I’ve written a number of times lately about the particularly weak economy in the South.

So far, despite the concerns and predictions of economists like Nouriel Roubini, the data suggests that the nation as a whole is not currently in recession, but there’s evidence that most of the Southeast United States is in one.

The continuing housing crisis is clearly one culprit, but that has been compounded by some decisions that have directly damaged the economy — the sharp increase in electric rates in Georgia, for example, and increased restrictions on immigrant laborers and families. I’m not taking a position here on what would be the most humane way to deal with immigration issues — that path seems pretty clear, doesn’t it? — but with the economic damage being done by new laws.

From the AJC’s Report: Farm labor shortages damage Georgia’s economy:

Georgia’s economy is projected to shrink by $391 million and lose 3,260 jobs as a result of farm labor shortages this year, according to a report released Tuesday by the state’s agricultural industry.

The piece also notes that there was a shortage of more than 5,000 farm laborers this year.

From the NYT’s After Ruling, Hispanics Flee an Alabama Town:

By Monday afternoon, 123 students had withdrawn from the schools in this small town in the northern hills, leaving behind teary and confused classmates. Scores more were absent. Statewide, 1,988 Hispanic students were absent on Friday, about 5 percent of the entire Hispanic population of the school system.

John Weathers, an Albertville businessman who rents and has sold houses to many Hispanic residents, said his occupancy had suddenly dropped by a quarter and might drop further, depending on what happens in the next week. Two people who had paid off their mortgages called him asking if they could sell back their homes, Mr. Weathers said.

Grocery stores and restaurants were noticeably less busy, which in some cases may be just as well, because some employees stopped showing up. In certain neighborhoods the streets are uncommonly quiet, like the aftermath of some sort of rapture.

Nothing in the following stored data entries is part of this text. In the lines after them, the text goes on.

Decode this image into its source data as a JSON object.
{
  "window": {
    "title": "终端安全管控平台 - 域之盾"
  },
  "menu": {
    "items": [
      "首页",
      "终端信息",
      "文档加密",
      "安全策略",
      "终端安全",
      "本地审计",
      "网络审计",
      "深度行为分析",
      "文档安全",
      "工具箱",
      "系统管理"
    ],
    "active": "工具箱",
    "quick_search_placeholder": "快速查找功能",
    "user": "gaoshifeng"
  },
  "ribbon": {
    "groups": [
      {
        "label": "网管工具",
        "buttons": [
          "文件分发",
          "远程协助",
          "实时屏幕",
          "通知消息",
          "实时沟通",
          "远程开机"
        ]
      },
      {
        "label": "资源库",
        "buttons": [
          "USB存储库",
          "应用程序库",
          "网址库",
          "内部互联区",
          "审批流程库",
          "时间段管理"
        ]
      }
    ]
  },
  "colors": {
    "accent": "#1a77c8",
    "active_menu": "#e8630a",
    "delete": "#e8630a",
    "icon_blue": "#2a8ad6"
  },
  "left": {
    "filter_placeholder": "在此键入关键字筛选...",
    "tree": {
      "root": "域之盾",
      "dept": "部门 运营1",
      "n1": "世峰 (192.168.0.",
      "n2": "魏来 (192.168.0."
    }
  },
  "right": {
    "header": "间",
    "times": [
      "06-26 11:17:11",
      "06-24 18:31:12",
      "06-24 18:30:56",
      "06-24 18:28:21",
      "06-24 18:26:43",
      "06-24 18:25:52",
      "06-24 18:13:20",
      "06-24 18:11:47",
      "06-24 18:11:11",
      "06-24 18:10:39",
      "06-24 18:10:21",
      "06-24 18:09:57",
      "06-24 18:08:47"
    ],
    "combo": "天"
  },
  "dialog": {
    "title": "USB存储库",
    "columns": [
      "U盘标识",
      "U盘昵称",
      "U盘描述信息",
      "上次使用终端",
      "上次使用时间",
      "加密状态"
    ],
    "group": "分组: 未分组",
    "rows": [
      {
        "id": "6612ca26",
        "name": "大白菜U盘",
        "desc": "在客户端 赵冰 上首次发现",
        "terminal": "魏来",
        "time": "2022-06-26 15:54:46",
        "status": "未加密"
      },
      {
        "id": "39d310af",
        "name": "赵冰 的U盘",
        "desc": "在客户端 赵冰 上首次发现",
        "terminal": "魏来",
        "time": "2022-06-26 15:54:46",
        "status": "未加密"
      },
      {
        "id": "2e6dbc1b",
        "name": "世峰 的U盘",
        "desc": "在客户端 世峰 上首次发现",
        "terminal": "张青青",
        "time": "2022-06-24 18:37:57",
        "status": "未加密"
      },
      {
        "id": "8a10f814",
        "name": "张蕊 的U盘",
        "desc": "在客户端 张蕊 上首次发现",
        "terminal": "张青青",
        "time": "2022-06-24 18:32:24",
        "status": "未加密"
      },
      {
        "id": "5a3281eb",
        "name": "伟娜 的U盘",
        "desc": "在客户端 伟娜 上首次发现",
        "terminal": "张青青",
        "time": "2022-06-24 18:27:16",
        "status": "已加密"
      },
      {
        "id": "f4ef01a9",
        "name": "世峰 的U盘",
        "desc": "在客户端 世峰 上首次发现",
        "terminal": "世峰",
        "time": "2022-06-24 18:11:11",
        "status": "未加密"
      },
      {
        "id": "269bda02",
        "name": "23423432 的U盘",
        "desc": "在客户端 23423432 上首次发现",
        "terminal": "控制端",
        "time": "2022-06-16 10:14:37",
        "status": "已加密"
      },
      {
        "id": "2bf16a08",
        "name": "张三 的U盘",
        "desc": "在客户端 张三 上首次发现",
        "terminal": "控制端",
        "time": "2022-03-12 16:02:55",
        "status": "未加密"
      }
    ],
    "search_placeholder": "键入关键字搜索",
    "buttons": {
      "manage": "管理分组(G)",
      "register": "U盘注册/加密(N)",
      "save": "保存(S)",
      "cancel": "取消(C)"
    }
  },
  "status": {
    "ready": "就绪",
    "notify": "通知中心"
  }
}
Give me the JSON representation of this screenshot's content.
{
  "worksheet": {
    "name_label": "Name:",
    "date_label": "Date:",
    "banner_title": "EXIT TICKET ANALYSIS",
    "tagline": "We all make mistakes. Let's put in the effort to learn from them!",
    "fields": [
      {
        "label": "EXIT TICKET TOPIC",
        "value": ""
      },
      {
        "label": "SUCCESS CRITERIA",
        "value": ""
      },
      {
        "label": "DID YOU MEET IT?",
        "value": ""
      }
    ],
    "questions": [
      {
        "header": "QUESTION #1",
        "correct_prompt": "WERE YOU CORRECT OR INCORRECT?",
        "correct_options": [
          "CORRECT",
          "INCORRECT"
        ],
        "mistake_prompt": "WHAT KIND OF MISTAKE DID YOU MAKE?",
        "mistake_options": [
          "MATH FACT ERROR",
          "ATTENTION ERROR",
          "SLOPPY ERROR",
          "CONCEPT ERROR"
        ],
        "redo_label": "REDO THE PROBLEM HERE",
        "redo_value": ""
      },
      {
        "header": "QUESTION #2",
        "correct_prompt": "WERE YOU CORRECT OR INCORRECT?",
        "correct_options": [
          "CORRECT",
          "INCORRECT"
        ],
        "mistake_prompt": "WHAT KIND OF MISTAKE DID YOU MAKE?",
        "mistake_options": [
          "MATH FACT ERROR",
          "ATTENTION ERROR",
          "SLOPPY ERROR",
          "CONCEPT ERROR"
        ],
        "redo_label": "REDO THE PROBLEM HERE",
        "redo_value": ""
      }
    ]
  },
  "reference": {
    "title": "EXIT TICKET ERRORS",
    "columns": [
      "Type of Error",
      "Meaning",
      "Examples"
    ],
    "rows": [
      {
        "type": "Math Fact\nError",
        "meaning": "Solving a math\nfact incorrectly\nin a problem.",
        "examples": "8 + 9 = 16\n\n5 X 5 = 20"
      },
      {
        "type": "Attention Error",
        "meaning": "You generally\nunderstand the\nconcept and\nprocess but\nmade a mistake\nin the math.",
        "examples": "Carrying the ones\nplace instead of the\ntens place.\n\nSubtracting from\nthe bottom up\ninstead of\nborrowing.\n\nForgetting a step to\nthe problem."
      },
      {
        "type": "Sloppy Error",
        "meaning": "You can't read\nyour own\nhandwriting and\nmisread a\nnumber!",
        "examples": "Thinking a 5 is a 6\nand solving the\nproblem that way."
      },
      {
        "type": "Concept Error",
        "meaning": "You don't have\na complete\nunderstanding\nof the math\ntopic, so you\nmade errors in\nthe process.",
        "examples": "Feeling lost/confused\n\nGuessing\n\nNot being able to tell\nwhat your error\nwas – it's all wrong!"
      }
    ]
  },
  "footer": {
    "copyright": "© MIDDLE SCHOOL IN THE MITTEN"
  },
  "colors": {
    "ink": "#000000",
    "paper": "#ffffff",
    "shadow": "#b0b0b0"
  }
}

Overburdened with vacant homes and apartments, the South is not going to shrink itself out of recession.

From the AP piece Immigration law author tells farmers: No changes:

A sponsor of Alabama’s tough new immigration law told desperate tomato farmers Monday that he won’t change the law, even though they told him that their crops are rotting in the field and they are at risk of losing their farms.

Republican state Sen. Scott Beason of Gardendale met with about 50 growers, workers, brokers and business people Monday at a tomato packing shed on Chandler Mountain in northeast Alabama. They complained that the new law, which went into effect Thursday, scared off many of their migrant workers at harvest time.

And from the NYT’s Hiring Locally for Farm Work is No Cure-All, which explores the inadequacies of the various guest worker programs:

How can there be a labor shortage when nearly one out of every 11 people in the nation are unemployed?

That’s the question John Harold asked himself last winter when he was trying to figure out how much help he would need to harvest the corn and onions on his 1,000-acre farm here in western Colorado.

The simple-sounding plan that resulted — hire more local people and fewer foreign workers — left Mr. Harold and others who took a similar path adrift in a predicament worthy of Kafka.

The more they tried to do something concrete to address immigration and joblessness, the worse off they found themselves.